Dawn FM takes you on a journey of good and evil, of growth and regression and of heaven and hell.  It is vastly Abel Tesfaye’s most high-brow and cerebral album to date. In his previous albums After Hours, Starboy and Beauty Behind the Madness we grew used to songs about his face falling off from hedonism and unrequited love found in the wee hours of clubs, or how he puts it, about “almost dying in the discotheque,” and whilst we are still hearing about matters of the heart and pleasure-seeking, we are also privy to his thoughts on spirituality, existentialism, intergenerational trauma, self-destruction and reparation, and agency on the new album.

The album is comprised of 80s dance tracks, backed by a thumping funky beat; the golden string that brings everything together. The production, which was carried out by hit maker Max Martin and Oneohtrix Point Never (Uncut Gems, Good Time), makes sure things are perfectly disordered, that is, songs zig when you expect them to zag. Whilst this makes it much less likely that songs will reach the stardom of record breaking tracks like Blinding Lights – as a body of work, Dawn FM is more interesting than anything Tesfaye has done before.

Perhaps the most beautiful thing about Dawn FM is that it is equal measures organic spontaneity and being exact and deliberate, such is the level of detail and thought put into every part, but also the amount of impulse and instinct. The robust production makes it truly shimmer with electronic bliss, but this dreamy state is interrupted by moments of implosion and meandering disarray, like on the track Take My Breath which wanders off into a Daft Punk-esque world, or Starry Eyes which ends somewhere in the abyss.

The juxtaposition between dark and light in the music and the lyrics is a common thread throughout, but none more so than Out of Time as well as Gasoline, which somehow manages to be both eerie and pure joy at the same time.

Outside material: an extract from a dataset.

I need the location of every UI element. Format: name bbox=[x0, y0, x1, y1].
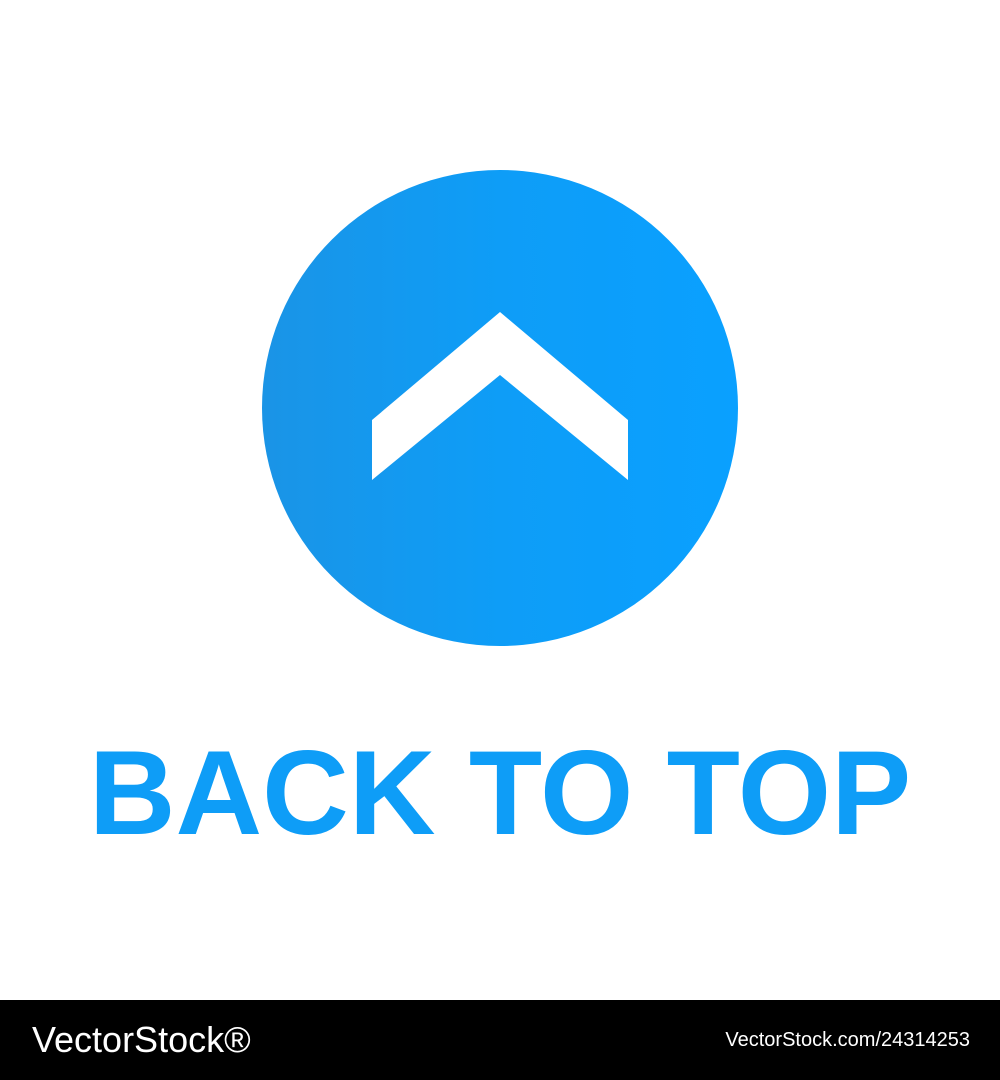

Lead songs Sacrifice and Take My Breath are the closest things to being certified pop hits but stray a little too much to reach the heights of previous formulated earworms like Can’t Feel My Face.

The album thematically is about going to the end, peering over and then stepping back into the light, and just like the unified thematics, the music is also his most cohesive body of work, each song bleeds into each other effortlessly, with enough difference and enough likeness for it to feel like a story. It’s an ‘album’ in the truest sense of the word, which is a rarity in this single-obsessed world.

Tesfaye has shown that he is a confident artist in his prime, prepared to do things his own way. He has unreservedly backed himself, and whilst doubling down on his retro nostalgic roots he has also managed to make a piece of work that is progressive, fresh, and completely loveable.